Scattalds are unique to Shetland and are based on udal law, rather than the feudal law that predominated in the rest of Scotland. However, Scattalds are very similar to commonties and many were divided under the same 1695 Act that allowed for the division of commonties.
Crown Commons were areas of land held directly by the crown and therefore the common rights that could be used were rights of use rather than rights of property. Unlike commonties, the rights to use crown commons (for example for grazing livestock) were available to anyone, not just the neighbouring landowners. There are no crown commons left in Scotland; those that survived into the 20th century were taken over by the Crown Estate.
Greens were small areas of common land near a settlement where livestock could be kept overnight, markets held and other communal activities carried out. Sometimes they were adjacent to drovers' roads near river crossing points or overnight accommodation. Most were genuinely common land with only the Crown holding any title to them. A loan was a common route through private property allowing access to an area of common land or other public place. As the traditional uses of greens and loans declined, they were often absorbed by the neighbouring landowners.
Burgh Commons were areas of common land where property rights or privileges of use were held by the Burgh for their inhabitants. They could include any of the other six types of common land and were sometimes shared with landowners outside the burgh. By the early 19th century, most burgh commons had been appropriated by the wealthy landowners who dominated burgh councils, and very few survive to this day.
While commons are generally seen as a system opposed to private property, they have been combined in the idea of common property, which are resources owned equally by every member of the community, even though the community recognises that only a limited number of members may use the resource at any given time.
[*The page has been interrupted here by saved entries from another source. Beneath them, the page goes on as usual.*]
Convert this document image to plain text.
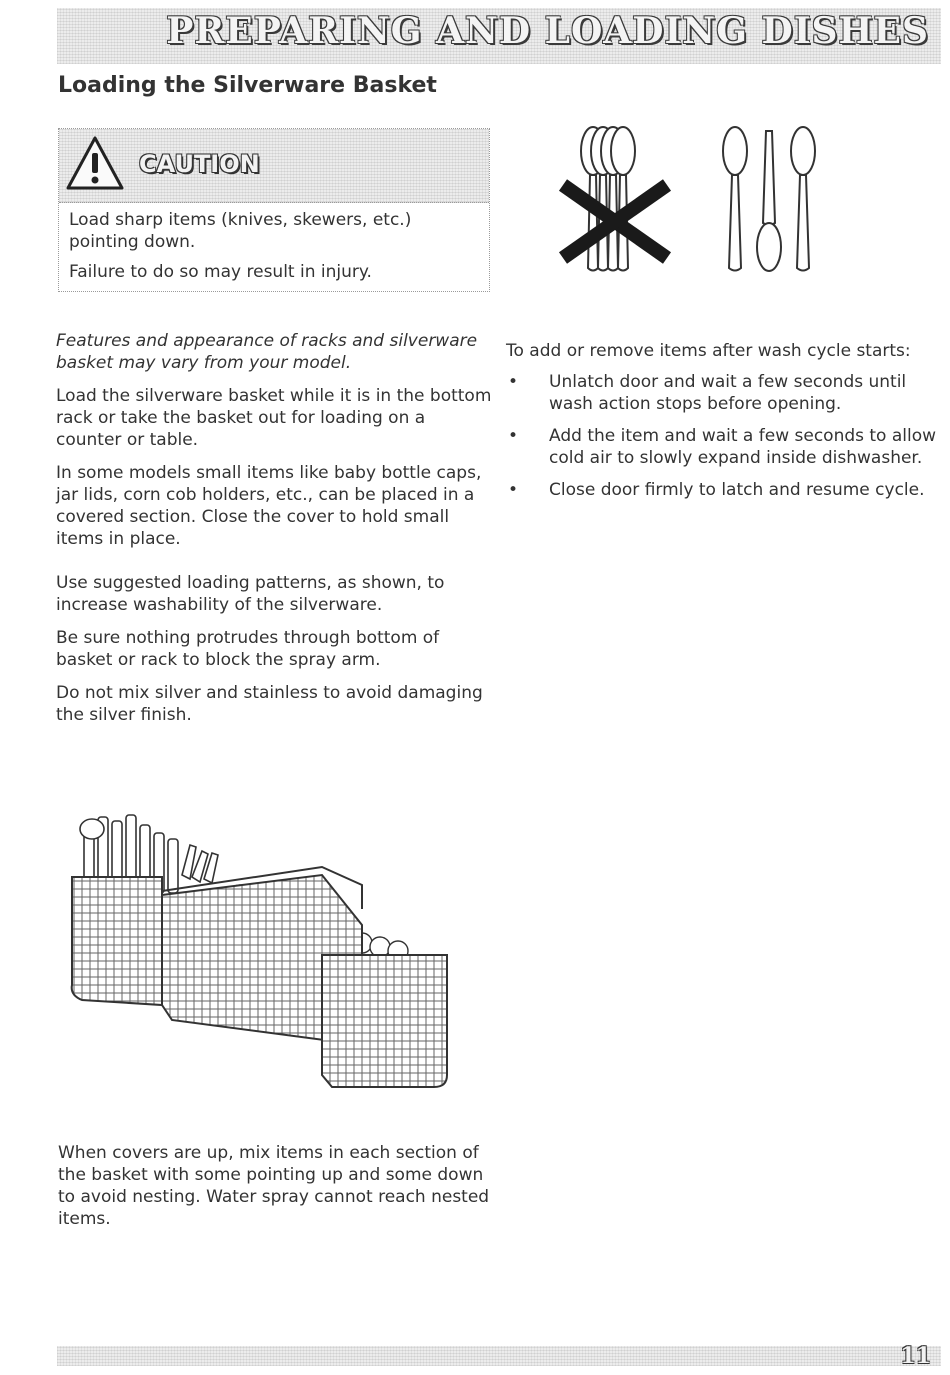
PREPARING AND LOADING DISHES
Loading the Silverware Basket
CAUTION

Load sharp items (knives, skewers, etc.) pointing down.

Failure to do so may result in injury.

Features and appearance of racks and silverware basket may vary from your model.

Load the silverware basket while it is in the bottom rack or take the basket out for loading on a counter or table.

In some models small items like baby bottle caps, jar lids, corn cob holders, etc., can be placed in a covered section. Close the cover to hold small items in place.

Use suggested loading patterns, as shown, to increase washability of the silverware.

Be sure nothing protrudes through bottom of basket or rack to block the spray arm.

Do not mix silver and stainless to avoid damaging the silver finish.

To add or remove items after wash cycle starts:

• Unlatch door and wait a few seconds until wash action stops before opening.
• Add the item and wait a few seconds to allow cold air to slowly expand inside dishwasher.
• Close door firmly to latch and resume cycle.

When covers are up, mix items in each section of the basket with some pointing up and some down to avoid nesting. Water spray cannot reach nested items.

11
Commons are a subset of public goods; specifically meaning a public good which is not infinite. Commons can therefore be land, rivers and, arguably, money. The Commons is most often a finite but replenishable resource, which requires responsible use in order to remain available. A subset of this is a commons which requires not only responsible use but also active contribution from its users, such as a school or church funded by local donations.
In order to ensure responsibility of the users, there must be a system of management. Such models include the Hobbesian Leviathan model, where there is a central authority that monitors the behaviour of the users and can sanction abusers. There are also many other models, some of which can require no maintenance—for instance, if it is known that the collective consists mostly of contingent cooperators, then once responsible behaviour has been established, it will most likely continue without management. Another model is reputation management.